The critical making (Ratto, 2011) focus of the design events have brought together student researchers from music, sonic arts, interaction design and computing, and disabled musicians to work together in teams to design and prototype accessible digital musical instruments. Qualitative feedback showed that these kinds of opportunities broaden the perspectives of student researchers in terms of skill enhancement and gaining new forms of expertise (Schroeder, Samuels and Rennie, 2014). Moreover, working with people with disabilities encourages student researchers to challenge their own barriers and preconceptions about disability (Samuels, 2015, 2016). Furthermore, the development of accessible DMIs designed in response to an individual user’s specific needs benefits the user themselves by providing access to music making. 

Policy impact

This research aims to challenge exclusive attitudes and inaccessible technologies and designs by providing a qualitative research based and design perspective that represents the voices and experiences of disabled musicians using music technology and inclusive music practices. 

Disability related organisations, and those considering policy for disabled people may cite these projects to demonstrate the ways in which disability statuses can be challenged or transformed through the use of accessible technology and inclusive attitudes. Ultimately, this will benefit the lives of disabled people if positive, more inclusive policy and attitudinal shifts are achieved. 

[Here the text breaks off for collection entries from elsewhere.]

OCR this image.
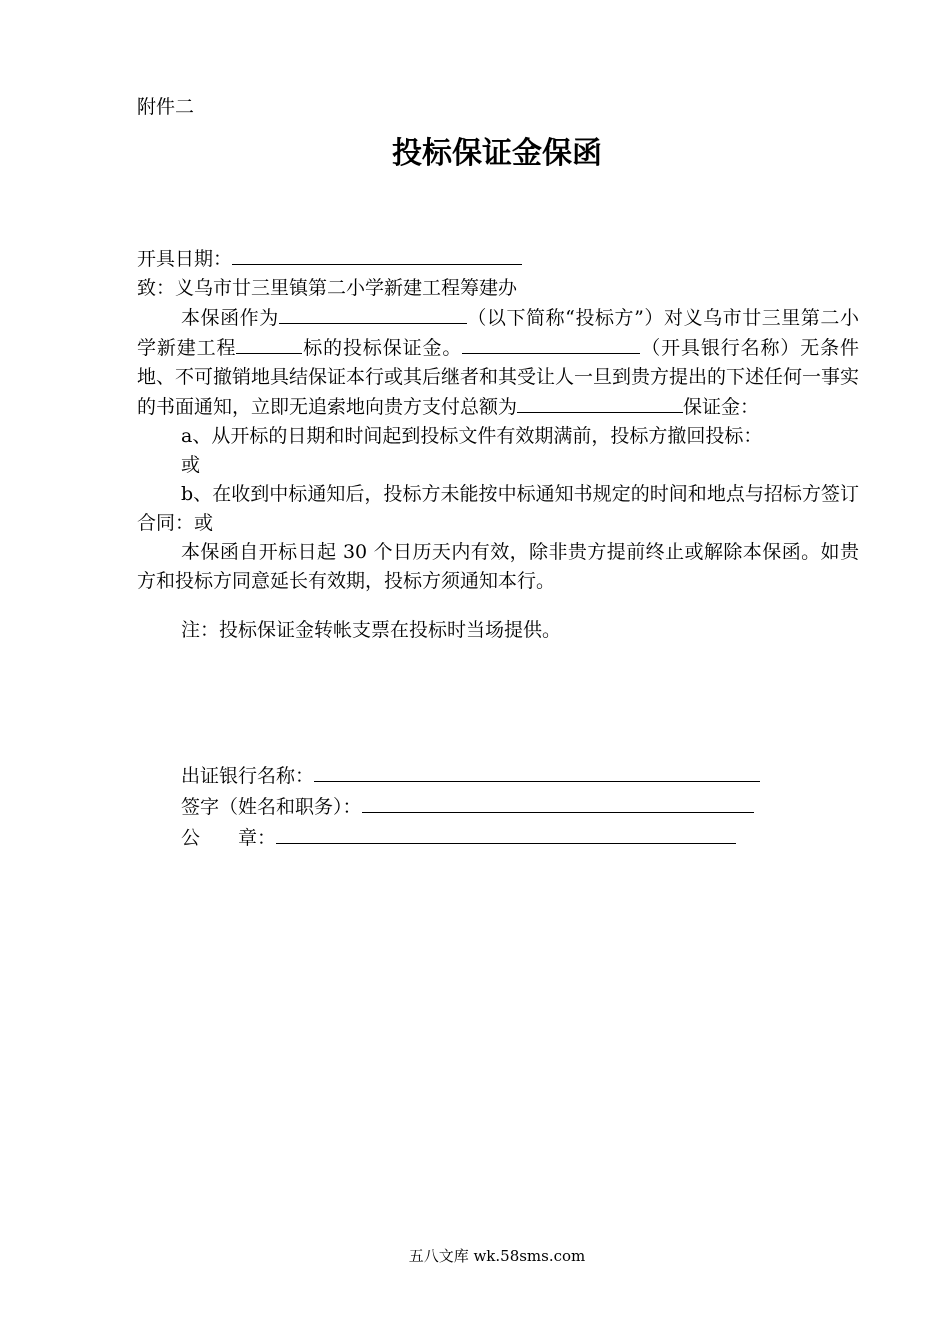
附件二
投标保证金保函

开具日期：

致：义乌市廿三里镇第二小学新建工程筹建办

本保函作为	（以下简称“投标方”）对义乌市廿三里第二小学新建工程	标的投标保证金。	（开具银行名称）无条件地、不可撤销地具结保证本行或其后继者和其受让人一旦到贵方提出的下述任何一事实的书面通知，立即无追索地向贵方支付总额为	保证金：

a、从开标的日期和时间起到投标文件有效期满前，投标方撤回投标：

或

b、在收到中标通知后，投标方未能按中标通知书规定的时间和地点与招标方签订合同：或

本保函自开标日起 30 个日历天内有效，除非贵方提前终止或解除本保函。如贵方和投标方同意延长有效期，投标方须通知本行。

注：投标保证金转帐支票在投标时当场提供。

出证银行名称：

签字（姓名和职务）：

公　　章：

五八文库 wk.58sms.com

Community musicians /music therapists

We also hope that the outputs of this project may be useful to music therapists considering using music technology devices and techniques in their practice, especially those working with clients with physical disabilities or learning difficulties.


TED Talk

 

Koichi Samuels Ph.D. abstract

The Drake Music Project Northern Ireland (DMNI) is a charity with the aim of enabling disabled people to compose and perform their own music independently through the use of music technology. Thus, DMNI is a charity that works at the intersection of music, disability and technology. This research contributes to raising further awareness on the issue of inclusion and disability, and at the same time presents an example of a charity working on practice-based and technical solutions to transcending both material and social disabling barriers to music making. Interviews, observations and professional perspectives on DMNI techniques and inclusive music practices were gathered through a sixteen-month ethnographic study of the charity between 2013 - 2015. In this thesis I explore the ways in which people produce exclusions and barriers to inclusion whilst using computer-based music technology. In addition, I argue that a music technology device’s potential to be used in accessible ways, or to be inaccessible to certain users is not determined by its design. Through practices of adaptation, or by creating assemblies of devices, even interfaces that are not matched to the specific requirements of a certain user can provide access to music making. I argue that a relational understanding of “independence” serves to reveal a layer of activity beneath simply the physical ability to perform musical actions unaided and recognises that independence also exists in the choices and opinions of the individual. I argue that the practices of resistance to various barriers and constraints to music making at DMNI are highly improvisatory and creative. Moreover, looking at the practices of music making, and the design and adaptation of devices I discuss throughout this thesis, I argue that DMNI provides a space and platform for disabled musicians to exercise acts of resistance against individual, social and material barriers.